A: Desculpe, mas quem está falando é o Godofredo.
B: Sim, sou eu.
A: Não, você não entendeu: meu nome é Godofredo.
B: Não é possível! O meu também. E nem é um nome comum.
A: Pois é, desculpe, mas sinceramente, eu não gosto. Meu pai gosta tanto que quis duplicar o nome dele...
B: Espera um instante... Seu pai se chama Godofredo? Meu pai também teve essa ideia de jerico.
A: Hahaha Só falta você falar que nasceu em 4 de março de 1975!
B: ...
A: Alô, você ainda está aí?
B: Eu nasci exatamente nesse dia.
A: Engraçado, sua voz parece de alguém jovem, tipo 20 anos.
B: Ahn... Isso mesmo. 1975, certo?
A: Na verdade, seria 1995. Eu tenho 40.
B: Xará, me desculpe, mas acho que você não está bem.
A: Interessante, interessante... O que a dona Armínia vai achar disso?
B: Cara, o que você fez com o meu telefone? Fez alguma conexão para me forçar a te ligar e passar algum trote? Investigou minha vida?
A: Gente, quantas possibilidades... Godofredo, me escute: abandona essa faculdade de Direito.

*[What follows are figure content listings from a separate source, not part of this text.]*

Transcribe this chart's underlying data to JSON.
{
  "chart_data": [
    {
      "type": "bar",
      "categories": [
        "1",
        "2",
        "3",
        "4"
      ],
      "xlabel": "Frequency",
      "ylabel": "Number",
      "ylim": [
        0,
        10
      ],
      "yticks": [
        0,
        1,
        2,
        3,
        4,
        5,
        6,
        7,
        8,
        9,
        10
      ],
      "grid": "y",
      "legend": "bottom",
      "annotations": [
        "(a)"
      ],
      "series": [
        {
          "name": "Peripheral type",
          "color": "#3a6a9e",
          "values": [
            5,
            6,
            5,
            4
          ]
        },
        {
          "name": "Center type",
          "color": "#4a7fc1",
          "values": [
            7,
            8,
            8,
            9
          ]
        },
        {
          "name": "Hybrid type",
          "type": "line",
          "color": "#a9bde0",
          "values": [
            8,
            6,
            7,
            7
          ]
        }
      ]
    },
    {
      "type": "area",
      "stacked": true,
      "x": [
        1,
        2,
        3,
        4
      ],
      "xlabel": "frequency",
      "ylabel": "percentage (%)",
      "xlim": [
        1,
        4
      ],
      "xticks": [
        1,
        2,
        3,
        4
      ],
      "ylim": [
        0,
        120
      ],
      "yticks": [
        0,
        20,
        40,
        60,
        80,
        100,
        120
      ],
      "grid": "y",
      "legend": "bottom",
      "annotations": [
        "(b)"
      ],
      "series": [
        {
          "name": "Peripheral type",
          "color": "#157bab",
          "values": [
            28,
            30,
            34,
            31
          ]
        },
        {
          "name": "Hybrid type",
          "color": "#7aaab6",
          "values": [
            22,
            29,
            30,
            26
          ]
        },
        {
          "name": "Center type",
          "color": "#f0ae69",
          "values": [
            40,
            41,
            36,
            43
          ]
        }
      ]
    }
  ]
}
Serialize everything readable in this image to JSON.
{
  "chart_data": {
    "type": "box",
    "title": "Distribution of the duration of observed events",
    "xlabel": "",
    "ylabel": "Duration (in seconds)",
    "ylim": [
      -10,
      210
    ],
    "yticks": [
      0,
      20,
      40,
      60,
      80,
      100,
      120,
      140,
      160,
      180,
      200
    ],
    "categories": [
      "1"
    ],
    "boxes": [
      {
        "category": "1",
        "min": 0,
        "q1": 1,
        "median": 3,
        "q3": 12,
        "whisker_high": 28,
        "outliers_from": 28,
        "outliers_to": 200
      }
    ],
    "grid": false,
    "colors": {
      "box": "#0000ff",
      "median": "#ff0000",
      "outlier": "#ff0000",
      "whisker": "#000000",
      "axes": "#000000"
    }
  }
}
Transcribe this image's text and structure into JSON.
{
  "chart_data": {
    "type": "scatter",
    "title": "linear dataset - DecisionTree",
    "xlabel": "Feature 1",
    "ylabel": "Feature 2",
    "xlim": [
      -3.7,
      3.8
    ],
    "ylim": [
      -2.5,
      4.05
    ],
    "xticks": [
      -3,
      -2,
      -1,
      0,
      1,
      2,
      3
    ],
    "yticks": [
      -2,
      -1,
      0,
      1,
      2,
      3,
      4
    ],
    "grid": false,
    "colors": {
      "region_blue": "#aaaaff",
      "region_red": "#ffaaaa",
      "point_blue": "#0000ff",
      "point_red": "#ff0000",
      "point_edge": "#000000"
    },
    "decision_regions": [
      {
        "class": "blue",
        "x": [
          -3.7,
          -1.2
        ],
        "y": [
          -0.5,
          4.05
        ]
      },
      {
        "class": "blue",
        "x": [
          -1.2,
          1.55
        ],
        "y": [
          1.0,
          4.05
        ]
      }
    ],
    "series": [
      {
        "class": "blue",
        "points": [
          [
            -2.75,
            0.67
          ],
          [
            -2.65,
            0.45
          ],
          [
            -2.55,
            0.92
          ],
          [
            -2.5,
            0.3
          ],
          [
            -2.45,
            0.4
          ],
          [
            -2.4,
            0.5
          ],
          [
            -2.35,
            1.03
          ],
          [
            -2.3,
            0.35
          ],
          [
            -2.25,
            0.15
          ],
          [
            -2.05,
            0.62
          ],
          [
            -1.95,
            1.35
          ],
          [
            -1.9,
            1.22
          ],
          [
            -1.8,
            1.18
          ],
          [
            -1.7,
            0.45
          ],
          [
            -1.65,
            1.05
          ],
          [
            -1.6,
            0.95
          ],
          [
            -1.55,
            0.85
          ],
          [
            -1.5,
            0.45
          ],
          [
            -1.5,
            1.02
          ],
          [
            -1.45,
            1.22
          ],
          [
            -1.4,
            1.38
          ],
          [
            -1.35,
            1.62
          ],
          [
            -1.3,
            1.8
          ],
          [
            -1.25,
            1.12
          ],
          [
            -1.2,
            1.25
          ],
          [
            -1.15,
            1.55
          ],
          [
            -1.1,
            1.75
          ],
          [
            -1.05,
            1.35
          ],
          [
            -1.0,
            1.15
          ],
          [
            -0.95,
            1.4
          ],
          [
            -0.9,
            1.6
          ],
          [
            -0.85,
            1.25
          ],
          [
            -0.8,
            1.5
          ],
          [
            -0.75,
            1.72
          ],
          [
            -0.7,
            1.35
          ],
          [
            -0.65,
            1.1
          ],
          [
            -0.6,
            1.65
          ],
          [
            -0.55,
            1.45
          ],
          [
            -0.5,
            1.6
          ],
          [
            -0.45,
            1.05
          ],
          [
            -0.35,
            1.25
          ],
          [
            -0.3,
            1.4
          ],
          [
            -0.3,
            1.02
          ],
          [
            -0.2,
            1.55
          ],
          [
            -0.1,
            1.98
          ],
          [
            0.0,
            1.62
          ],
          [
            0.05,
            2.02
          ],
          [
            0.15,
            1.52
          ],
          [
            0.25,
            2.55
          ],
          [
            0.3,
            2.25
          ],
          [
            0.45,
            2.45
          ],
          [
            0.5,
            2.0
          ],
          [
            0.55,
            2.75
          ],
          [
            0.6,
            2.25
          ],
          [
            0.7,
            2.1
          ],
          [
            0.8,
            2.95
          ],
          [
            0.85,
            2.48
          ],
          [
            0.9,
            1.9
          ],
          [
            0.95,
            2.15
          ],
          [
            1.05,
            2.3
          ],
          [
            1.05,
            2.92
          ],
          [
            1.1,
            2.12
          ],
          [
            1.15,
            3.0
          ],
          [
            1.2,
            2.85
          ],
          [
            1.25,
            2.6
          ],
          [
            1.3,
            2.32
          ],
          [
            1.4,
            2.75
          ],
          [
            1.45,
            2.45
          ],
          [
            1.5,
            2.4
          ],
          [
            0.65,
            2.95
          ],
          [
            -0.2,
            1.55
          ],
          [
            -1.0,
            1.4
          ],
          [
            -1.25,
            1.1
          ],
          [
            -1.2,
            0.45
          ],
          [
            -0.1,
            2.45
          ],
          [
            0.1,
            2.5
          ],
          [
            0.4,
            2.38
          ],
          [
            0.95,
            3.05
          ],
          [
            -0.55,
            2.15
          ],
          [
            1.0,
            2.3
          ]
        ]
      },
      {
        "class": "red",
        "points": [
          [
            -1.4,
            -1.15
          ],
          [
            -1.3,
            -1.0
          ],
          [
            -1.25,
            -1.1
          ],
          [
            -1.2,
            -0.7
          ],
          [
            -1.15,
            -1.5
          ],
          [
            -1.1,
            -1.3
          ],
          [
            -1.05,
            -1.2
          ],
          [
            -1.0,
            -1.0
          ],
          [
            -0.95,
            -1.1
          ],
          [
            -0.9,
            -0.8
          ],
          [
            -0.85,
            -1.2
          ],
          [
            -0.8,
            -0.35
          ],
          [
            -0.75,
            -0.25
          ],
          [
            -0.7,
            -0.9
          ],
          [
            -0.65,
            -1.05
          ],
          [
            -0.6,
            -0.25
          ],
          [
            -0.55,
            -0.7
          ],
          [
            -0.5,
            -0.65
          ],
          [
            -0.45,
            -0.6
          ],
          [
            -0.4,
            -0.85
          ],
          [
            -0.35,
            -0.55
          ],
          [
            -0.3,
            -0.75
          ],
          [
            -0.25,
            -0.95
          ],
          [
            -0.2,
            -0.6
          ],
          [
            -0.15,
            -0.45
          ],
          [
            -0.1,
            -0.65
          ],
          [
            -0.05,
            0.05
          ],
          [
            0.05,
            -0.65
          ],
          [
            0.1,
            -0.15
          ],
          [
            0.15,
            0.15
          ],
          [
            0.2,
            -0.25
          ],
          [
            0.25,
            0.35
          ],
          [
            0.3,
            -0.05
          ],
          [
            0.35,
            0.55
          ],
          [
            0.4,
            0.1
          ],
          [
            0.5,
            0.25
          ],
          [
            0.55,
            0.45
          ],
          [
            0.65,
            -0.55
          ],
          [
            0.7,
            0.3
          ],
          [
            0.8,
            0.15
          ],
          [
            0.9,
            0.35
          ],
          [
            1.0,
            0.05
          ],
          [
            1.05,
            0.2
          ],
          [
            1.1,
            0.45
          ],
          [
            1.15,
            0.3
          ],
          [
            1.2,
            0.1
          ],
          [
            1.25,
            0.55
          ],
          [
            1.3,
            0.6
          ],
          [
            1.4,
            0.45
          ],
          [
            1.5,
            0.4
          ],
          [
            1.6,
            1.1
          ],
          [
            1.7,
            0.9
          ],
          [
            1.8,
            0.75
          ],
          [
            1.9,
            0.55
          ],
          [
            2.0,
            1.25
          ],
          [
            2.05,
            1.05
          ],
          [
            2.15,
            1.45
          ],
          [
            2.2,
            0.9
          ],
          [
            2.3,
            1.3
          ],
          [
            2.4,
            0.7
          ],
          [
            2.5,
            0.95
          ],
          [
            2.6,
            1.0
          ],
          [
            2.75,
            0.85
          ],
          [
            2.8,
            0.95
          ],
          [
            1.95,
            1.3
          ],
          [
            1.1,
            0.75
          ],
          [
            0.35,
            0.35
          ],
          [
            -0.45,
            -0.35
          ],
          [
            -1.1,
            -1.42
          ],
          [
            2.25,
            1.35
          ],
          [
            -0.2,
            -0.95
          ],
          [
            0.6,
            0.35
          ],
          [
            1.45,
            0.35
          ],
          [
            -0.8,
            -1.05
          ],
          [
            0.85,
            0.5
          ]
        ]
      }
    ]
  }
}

Não tem nada a ver comi... com você.
B: Vou desligar agora, seu maluco! Eu...
A: Por favor, eu sei que... você sonha ser astrofísico. Mas ninguém te dá uma força. Aqui no Brasil não incentivam ciência, pesquisa...
B: Como você sabe disso?
A: É complicado explicar... Mas diga que vai pensar nisso. E dar mais uma chance pra Telminha.
B: Aí você força a barra!
A: Vai por mim: ela não sabia de nada. Conversa com o Eduardo.
B: É o que eu queria fazer, né? Mas você se intrometeu.
A: Mais ou menos... Eu comprei a casa dele.
B: Por que você não falou isso desde o começo, cara? Me dá o número novo dele.
A: Desliga e liga de novo. Aí você pergunta pra ele sobre a Telminha. Pressiona o cara, ele vai confessar.
B: Confessar o quê? O que você sabe que eu não sei?
A: Hehe Você nem imagina... Mas promete pensar na astrofísica?
B: Hum, vou ver.
A: Por favor. Você vai fazer um bem danado pra mim.
B: Beleza. É melhor não contrariar maluco.
A: Um abraço! E tenha um futuro brilhante.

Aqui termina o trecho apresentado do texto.